Run a PCR with a genotyping primer set (suggested design tool NCBblast: generally speaking you should pick a 500 bp product that is roughly centered around your mutation) using the extracted gDNA.
Purify your PCR product and send the product for sequencing.
The sgRNA with the highest ICE score is the best guide to use.
HDR with RNPs containing sgRNAs and ssDNA HDR templates
HDR with RNPs containing sgRNAs and ssDNA HDR templates
Once you have selected an sgRNa, you can repeat the nucleofection procedure described above, this time incorporating HDRT into your RNP mix.

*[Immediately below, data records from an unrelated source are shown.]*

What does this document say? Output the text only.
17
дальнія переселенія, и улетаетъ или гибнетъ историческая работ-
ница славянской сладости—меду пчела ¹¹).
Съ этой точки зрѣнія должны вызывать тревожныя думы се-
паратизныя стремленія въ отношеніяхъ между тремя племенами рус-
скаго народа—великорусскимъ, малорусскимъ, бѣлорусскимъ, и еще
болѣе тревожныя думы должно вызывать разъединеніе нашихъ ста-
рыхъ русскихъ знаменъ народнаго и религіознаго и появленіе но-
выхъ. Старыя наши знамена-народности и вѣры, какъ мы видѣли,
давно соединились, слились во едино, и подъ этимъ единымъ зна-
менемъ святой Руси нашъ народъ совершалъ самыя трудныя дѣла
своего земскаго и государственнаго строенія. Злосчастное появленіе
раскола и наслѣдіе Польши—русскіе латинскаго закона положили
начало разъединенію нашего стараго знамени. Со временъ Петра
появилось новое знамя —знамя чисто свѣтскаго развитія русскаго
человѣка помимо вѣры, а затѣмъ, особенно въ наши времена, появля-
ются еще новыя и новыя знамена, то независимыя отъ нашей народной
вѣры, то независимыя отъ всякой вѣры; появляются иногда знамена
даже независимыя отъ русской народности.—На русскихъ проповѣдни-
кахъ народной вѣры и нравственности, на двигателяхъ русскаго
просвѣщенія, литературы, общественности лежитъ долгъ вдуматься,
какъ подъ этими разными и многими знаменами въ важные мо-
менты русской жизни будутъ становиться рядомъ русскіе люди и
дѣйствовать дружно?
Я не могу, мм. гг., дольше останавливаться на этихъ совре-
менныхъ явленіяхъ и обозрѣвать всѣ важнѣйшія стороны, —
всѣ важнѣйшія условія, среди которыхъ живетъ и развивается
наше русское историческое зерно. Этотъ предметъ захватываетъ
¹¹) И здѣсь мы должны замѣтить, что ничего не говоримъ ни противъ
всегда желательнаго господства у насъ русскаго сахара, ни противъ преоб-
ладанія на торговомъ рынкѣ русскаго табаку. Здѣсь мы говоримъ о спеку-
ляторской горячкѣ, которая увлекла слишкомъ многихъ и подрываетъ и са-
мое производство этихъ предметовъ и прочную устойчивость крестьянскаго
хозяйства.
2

Proceed as before; after 48 hours extract genomic DNA from some cells, freeze down some cells, and dilute others as below.
PCR the gDNA, purify the PCR product, and send the product for sequencing. Page 3 of 4
Use Synthego's Knock-in efficiency tool to analyze the KI in the pool of cells. High-efficiency knock-in will be around 30-50% of cells, while other times it is much lower. Use the pool KI efficiency to see if it is worth single-cell cloning.
If the KI efficiency is high enough, serial dilute cells in a 96 well plate, or sort. Rosalie prefers sorting; generally survival post sorting for WTC11s ranges 20-50%.
Clonal Selection
Clonal Selection
Sort cells into matrigel-coated plates 96-well plates containing 100 µL/well 4x supplemented mTeSr1 medium (mTeSR1 + 10 µM Rock Inhibitor + 5 µM Emricasan + 0.7 µM trans-ISRIB or 2BAct + 1X CloneR supplement)
After 2 days, switch to E8flex medium with CloneR supplement only.
In E8flex, can get away with changing media every 3 days; wait 10 days-2 weeks until you can clearly see colonies.
At this point I typically split wells with established colonies onto 2 new matrigel-coated 96-well plates. At this stage you can consolidate colonies from multiple plates onto a single 96-well plate. Then I like to do genotyping, PCR, PCR-clean-up, and sequencing in 96-well plate format using kits such as Zymo Research Quick-DNA 96 kit.
When successful clones have been identified, expand and freeze down aliquots ASAP.
It is good practice to assess candidate new clonal cell lines for karyotypic abnormalities--i.e. with hPSC genetic analysis kit, and for pluripotency, i.e. with Human Pluripotent Stem Cell 3-Color Immunocytochemistry Kit.